While I do not agree with the sentiment, I can certainly understand the cynicism honest people might have with the defense scenario offered by the six Baltimore police officers recently charged in Freddie Gray’s death. Reasonable people have a difficult time understanding things that, while unbelievable in their world, are routine in a cop’s world.
When writing my first book, Is There a Problem, Officer? I went round and round with an editor who refused to believe that anyone would not obey orders and would even swear at a police officer. She thought I was making it up for dramatic effect. I’m not sure if I ever truly convinced her that people swear at cops—all the time, but the story made it into the book, so…
People don’t believe that Freddie Gray would have intentionally injured himself to avoid going to jail or in an attempt to frame the officers for police brutality.

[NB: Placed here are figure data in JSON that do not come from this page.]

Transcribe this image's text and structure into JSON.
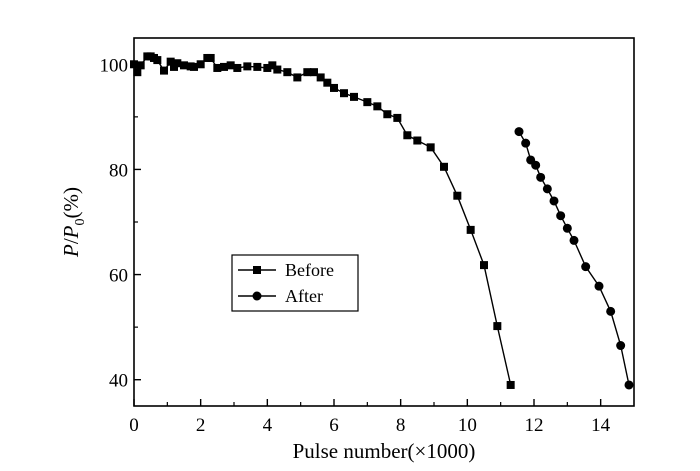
{
  "chart_data": {
    "type": "line",
    "xlabel": "Pulse number(×1000)",
    "ylabel_parts": {
      "P": "P",
      "slash": "/",
      "P0_base": "P",
      "P0_sub": "0",
      "unit": "(%)"
    },
    "xlim": [
      0,
      15
    ],
    "ylim": [
      35,
      105
    ],
    "x_ticks": [
      0,
      2,
      4,
      6,
      8,
      10,
      12,
      14
    ],
    "y_ticks": [
      40,
      60,
      80,
      100
    ],
    "x_tick_labels": [
      "0",
      "2",
      "4",
      "6",
      "8",
      "10",
      "12",
      "14"
    ],
    "y_tick_labels": [
      "40",
      "60",
      "80",
      "100"
    ],
    "grid": false,
    "legend_position": "center-left",
    "series": [
      {
        "name": "Before",
        "marker": "square",
        "x": [
          0.0,
          0.1,
          0.2,
          0.4,
          0.5,
          0.6,
          0.7,
          0.9,
          1.1,
          1.2,
          1.3,
          1.5,
          1.7,
          1.8,
          2.0,
          2.2,
          2.3,
          2.5,
          2.7,
          2.9,
          3.1,
          3.4,
          3.7,
          4.0,
          4.15,
          4.3,
          4.6,
          4.9,
          5.2,
          5.4,
          5.6,
          5.8,
          6.0,
          6.3,
          6.6,
          7.0,
          7.3,
          7.6,
          7.9,
          8.2,
          8.5,
          8.9,
          9.3,
          9.7,
          10.1,
          10.5,
          10.9,
          11.3
        ],
        "values": [
          100.0,
          98.5,
          99.8,
          101.5,
          101.5,
          101.2,
          100.8,
          98.8,
          100.5,
          99.5,
          100.2,
          99.8,
          99.6,
          99.5,
          100.0,
          101.2,
          101.2,
          99.3,
          99.5,
          99.8,
          99.3,
          99.6,
          99.5,
          99.3,
          99.8,
          99.0,
          98.5,
          97.5,
          98.5,
          98.5,
          97.5,
          96.5,
          95.5,
          94.5,
          93.8,
          92.8,
          92.0,
          90.5,
          89.8,
          86.5,
          85.5,
          84.2,
          80.5,
          75.0,
          68.5,
          61.8,
          50.2,
          39.0
        ]
      },
      {
        "name": "After",
        "marker": "circle",
        "x": [
          11.55,
          11.75,
          11.9,
          12.05,
          12.2,
          12.4,
          12.6,
          12.8,
          13.0,
          13.2,
          13.55,
          13.95,
          14.3,
          14.6,
          14.85
        ],
        "values": [
          87.2,
          85.0,
          81.8,
          80.8,
          78.5,
          76.3,
          74.0,
          71.2,
          68.8,
          66.5,
          61.5,
          57.8,
          53.0,
          46.5,
          39.0
        ]
      }
    ]
  }
}
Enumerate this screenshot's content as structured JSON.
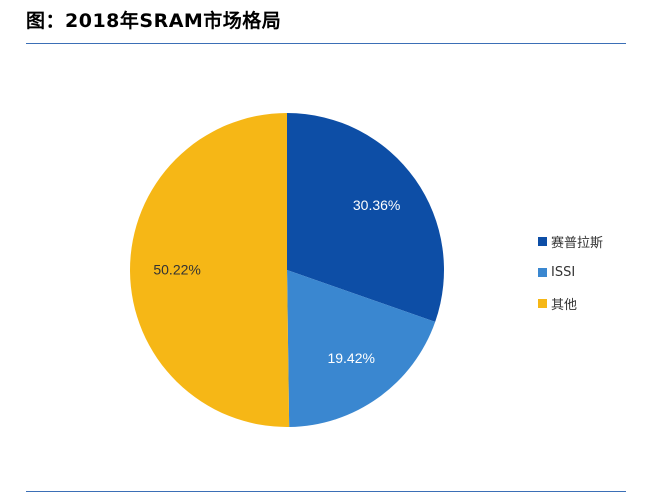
{
  "figure": {
    "title": "图：2018年SRAM市场格局"
  },
  "chart_data": {
    "type": "pie",
    "title": "",
    "start_angle": "12 o'clock",
    "direction": "clockwise",
    "legend_position": "right",
    "slices": [
      {
        "label": "赛普拉斯",
        "value": 30.36,
        "value_label": "30.36%",
        "color": "#0d4ea6"
      },
      {
        "label": "ISSI",
        "value": 19.42,
        "value_label": "19.42%",
        "color": "#3a87d0"
      },
      {
        "label": "其他",
        "value": 50.22,
        "value_label": "50.22%",
        "color": "#f6b716"
      }
    ]
  }
}
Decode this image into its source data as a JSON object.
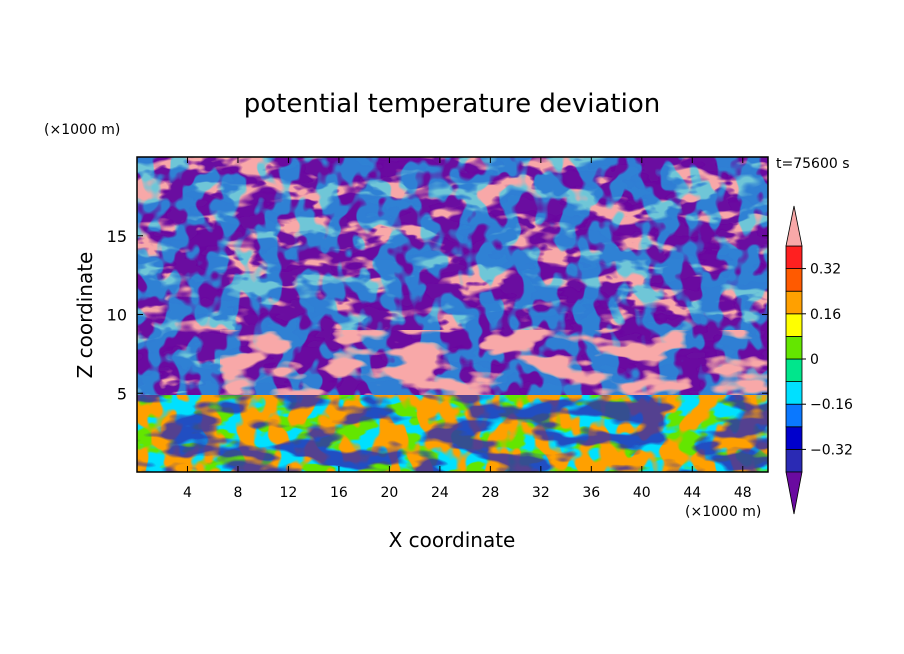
{
  "chart_data": {
    "type": "heatmap",
    "title": "potential temperature deviation",
    "xlabel": "X coordinate",
    "ylabel": "Z coordinate",
    "x_unit": "(×1000 m)",
    "y_unit": "(×1000 m)",
    "time_label": "t=75600 s",
    "xlim": [
      0,
      50
    ],
    "ylim": [
      0,
      20
    ],
    "x_ticks": [
      4,
      8,
      12,
      16,
      20,
      24,
      28,
      32,
      36,
      40,
      44,
      48
    ],
    "y_ticks": [
      5,
      10,
      15
    ],
    "colorbar": {
      "levels": [
        -0.4,
        -0.32,
        -0.24,
        -0.16,
        -0.08,
        0,
        0.08,
        0.16,
        0.24,
        0.32,
        0.4
      ],
      "tick_values": [
        0.32,
        0.16,
        0,
        -0.16,
        -0.32
      ],
      "tick_labels": [
        "0.32",
        "0.16",
        "0",
        "−0.16",
        "−0.32"
      ],
      "colors_low_to_high": [
        "#6a0aa0",
        "#2a2ab4",
        "#0000cc",
        "#0a78ff",
        "#00e0ff",
        "#00e68c",
        "#64e600",
        "#ffff00",
        "#ffa000",
        "#ff5a00",
        "#ff2020",
        "#f8a8a8"
      ],
      "extend": "both"
    },
    "field_description_rows": [
      {
        "z_range": [
          16,
          20
        ],
        "dominant": "mixed purple and pink with colored edges"
      },
      {
        "z_range": [
          12,
          16
        ],
        "dominant": "pink band left, purple patches"
      },
      {
        "z_range": [
          8,
          12
        ],
        "dominant": "purple"
      },
      {
        "z_range": [
          5,
          8
        ],
        "dominant": "pink"
      },
      {
        "z_range": [
          0,
          5
        ],
        "dominant": "turbulent cyan, green, yellow, orange, purple"
      }
    ]
  }
}
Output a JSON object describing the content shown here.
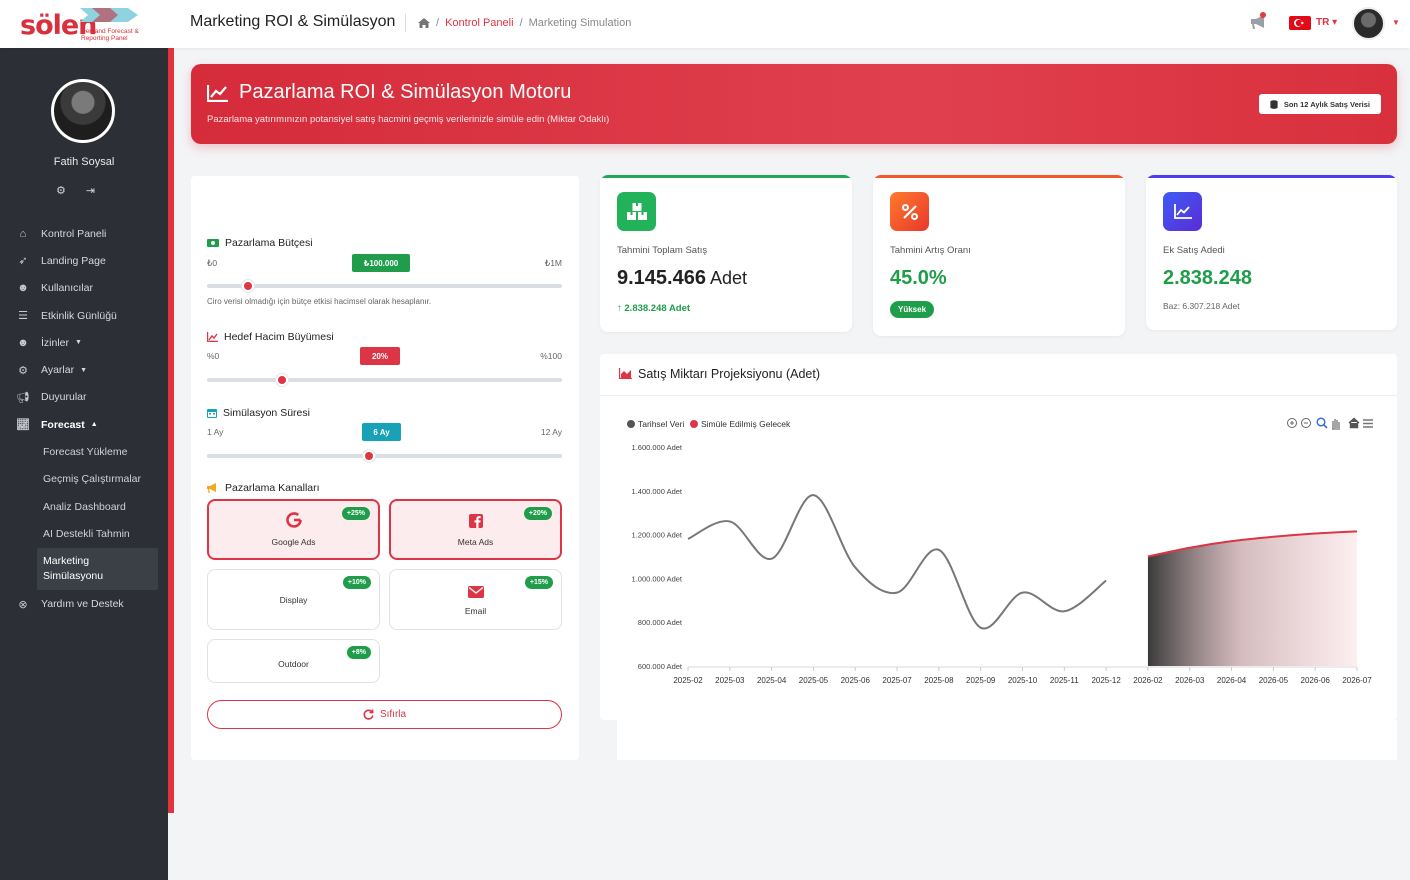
{
  "logo": {
    "text": "sölen",
    "subtitle_1": "Demand Forecast &",
    "subtitle_2": "Reporting Panel"
  },
  "header": {
    "title": "Marketing ROI & Simülasyon",
    "breadcrumb_1": "Kontrol Paneli",
    "breadcrumb_2": "Marketing Simulation",
    "language": "TR"
  },
  "sidebar": {
    "user_name": "Fatih Soysal",
    "items": [
      {
        "label": "Kontrol Paneli",
        "icon": "home-icon"
      },
      {
        "label": "Landing Page",
        "icon": "rocket-icon"
      },
      {
        "label": "Kullanıcılar",
        "icon": "users-icon"
      },
      {
        "label": "Etkinlik Günlüğü",
        "icon": "list-icon"
      },
      {
        "label": "İzinler",
        "icon": "users-gear-icon"
      },
      {
        "label": "Ayarlar",
        "icon": "cogs-icon"
      },
      {
        "label": "Duyurular",
        "icon": "bullhorn-icon"
      },
      {
        "label": "Forecast",
        "icon": "chart-line-icon"
      }
    ],
    "forecast_sub": [
      "Forecast Yükleme",
      "Geçmiş Çalıştırmalar",
      "Analiz Dashboard",
      "AI Destekli Tahmin"
    ],
    "active_sub_1": "Marketing",
    "active_sub_2": "Simülasyonu",
    "help": "Yardım ve Destek"
  },
  "hero": {
    "title": "Pazarlama ROI & Simülasyon Motoru",
    "subtitle": "Pazarlama yatırımınızın potansiyel satış hacmini geçmiş verilerinizle simüle edin (Miktar Odaklı)",
    "button": "Son 12 Aylık Satış Verisi"
  },
  "form": {
    "budget": {
      "label": "Pazarlama Bütçesi",
      "min": "₺0",
      "max": "₺1M",
      "value": "₺100.000",
      "level": 0.1,
      "hint": "Ciro verisi olmadığı için bütçe etkisi hacimsel olarak hesaplanır."
    },
    "growth": {
      "label": "Hedef Hacim Büyümesi",
      "min": "%0",
      "max": "%100",
      "value": "20%",
      "level": 0.2
    },
    "duration": {
      "label": "Simülasyon Süresi",
      "min": "1 Ay",
      "max": "12 Ay",
      "value": "6 Ay",
      "level": 0.45
    },
    "channels_label": "Pazarlama Kanalları",
    "channels": [
      {
        "name": "Google Ads",
        "pct": "+25%",
        "selected": true
      },
      {
        "name": "Meta Ads",
        "pct": "+20%",
        "selected": true
      },
      {
        "name": "Display",
        "pct": "+10%",
        "selected": false
      },
      {
        "name": "Email",
        "pct": "+15%",
        "selected": false
      },
      {
        "name": "Outdoor",
        "pct": "+8%",
        "selected": false
      }
    ],
    "reset": "Sıfırla"
  },
  "stats": [
    {
      "label": "Tahmini Toplam Satış",
      "value": "9.145.466",
      "unit": "Adet",
      "foot": "2.838.248 Adet",
      "color": "#22a855"
    },
    {
      "label": "Tahmini Artış Oranı",
      "value": "45.0%",
      "badge": "Yüksek",
      "color": "#f25a2a"
    },
    {
      "label": "Ek Satış Adedi",
      "value": "2.838.248",
      "foot": "Baz: 6.307.218 Adet",
      "color": "#4a3df0"
    }
  ],
  "chart_title": "Satış Miktarı Projeksiyonu (Adet)",
  "chart_data": {
    "type": "area",
    "legend": [
      "Tarihsel Veri",
      "Simüle Edilmiş Gelecek"
    ],
    "legend_position": "top-left",
    "x": [
      "2025-02",
      "2025-03",
      "2025-04",
      "2025-05",
      "2025-06",
      "2025-07",
      "2025-08",
      "2025-09",
      "2025-10",
      "2025-11",
      "2025-12",
      "2026-02",
      "2026-03",
      "2026-04",
      "2026-05",
      "2026-06",
      "2026-07"
    ],
    "ylim": [
      600000,
      1600000
    ],
    "yticks": [
      "600.000 Adet",
      "800.000 Adet",
      "1.000.000 Adet",
      "1.200.000 Adet",
      "1.400.000 Adet",
      "1.600.000 Adet"
    ],
    "series": [
      {
        "name": "Tarihsel Veri",
        "color": "#777777",
        "values": [
          1180000,
          1260000,
          1090000,
          1380000,
          1050000,
          935000,
          1130000,
          775000,
          935000,
          850000,
          990000,
          null,
          null,
          null,
          null,
          null,
          null
        ]
      },
      {
        "name": "Simüle Edilmiş Gelecek",
        "color": "#dc3545",
        "values": [
          null,
          null,
          null,
          null,
          null,
          null,
          null,
          null,
          null,
          null,
          null,
          1100000,
          1140000,
          1170000,
          1190000,
          1205000,
          1215000
        ]
      }
    ],
    "grid": false
  }
}
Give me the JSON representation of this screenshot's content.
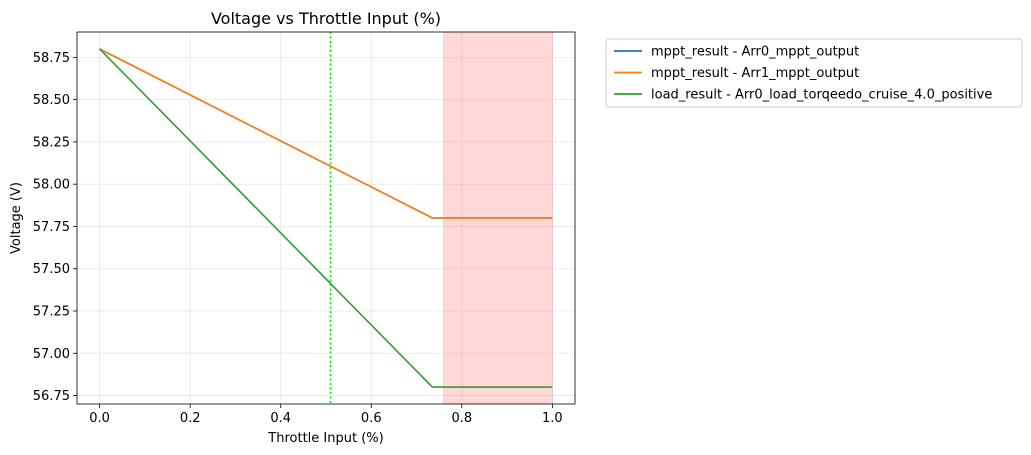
{
  "chart_data": {
    "type": "line",
    "title": "Voltage vs Throttle Input (%)",
    "xlabel": "Throttle Input (%)",
    "ylabel": "Voltage (V)",
    "xlim": [
      -0.05,
      1.05
    ],
    "ylim": [
      56.7,
      58.9
    ],
    "xticks": [
      0.0,
      0.2,
      0.4,
      0.6,
      0.8,
      1.0
    ],
    "xtick_labels": [
      "0.0",
      "0.2",
      "0.4",
      "0.6",
      "0.8",
      "1.0"
    ],
    "yticks": [
      56.75,
      57.0,
      57.25,
      57.5,
      57.75,
      58.0,
      58.25,
      58.5,
      58.75
    ],
    "ytick_labels": [
      "56.75",
      "57.00",
      "57.25",
      "57.50",
      "57.75",
      "58.00",
      "58.25",
      "58.50",
      "58.75"
    ],
    "grid": true,
    "legend_position": "outside-upper-right",
    "series": [
      {
        "name": "mppt_result - Arr0_mppt_output",
        "color": "#1f77b4",
        "x": [
          0.0,
          0.735,
          1.0
        ],
        "y": [
          58.8,
          57.8,
          57.8
        ]
      },
      {
        "name": "mppt_result - Arr1_mppt_output",
        "color": "#ff7f0e",
        "x": [
          0.0,
          0.735,
          1.0
        ],
        "y": [
          58.8,
          57.8,
          57.8
        ]
      },
      {
        "name": "load_result - Arr0_load_torqeedo_cruise_4.0_positive",
        "color": "#2ca02c",
        "x": [
          0.0,
          0.735,
          1.0
        ],
        "y": [
          58.8,
          56.8,
          56.8
        ]
      }
    ],
    "annotations": {
      "vline": {
        "x": 0.51,
        "color": "#00ee00",
        "style": "dotted"
      },
      "shaded_region": {
        "x_start": 0.76,
        "x_end": 1.0,
        "color": "#ffd7d7"
      }
    }
  }
}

To the reasonable person, this behavior is difficult to fathom. For the unreasonable cop haters, it provides much fodder for their animus. For the reasonable police officer, this behavior happens daily.
Back in the ‘90s a sergeant had another officer and me team up to transport a domestic violence assault suspect from the scene to the jail, as he was deemed too unruly for just one officer. On the way to the jail, our prisoner, in the backseat, kicked at the patrol car’s windows and at the cage behind our seats, and screamed and yelled in Farsi, his native language. Just before we arrived at the jail, our suspect began smashing his forehead into the sharp bottom edge of the barrier, which separates suspects from officers.
We arrived at the jail within a few seconds of when he began banging his head and got out to gain control of him, so he wouldn’t injure himself further. Even in this short time, he had significant lacerations on his forehead. Blood covered his face, as head wounds bleed heavily. As we walked the kicking, flailing and bleeding suspect into the jail processing area where the corrections officers were waiting with a specialty restraint chair used at the time for uncooperative prisoners, I can easily see where a group of “reasonable” people might suspect that we’d used excessive force on the suspect during the transport. However, neither the reasonable corrections officers nor the reasonable cops thought anything unusual about a prisoner injuring him or herself. Once again, this is a case that points to how poorly law enforcement educates the public about what cops do.
Yes, Virginia, suspects fake illnesses and attempt to injure themselves often. In fact, cops have a word for it: Incarceritis. Suspects are perfectly healthy one moment but suddenly suffer catastrophic medical issues once they learn they are going to jail. But, don’t ask just any reasonable person about this phenomenon; ask a reasonable cop.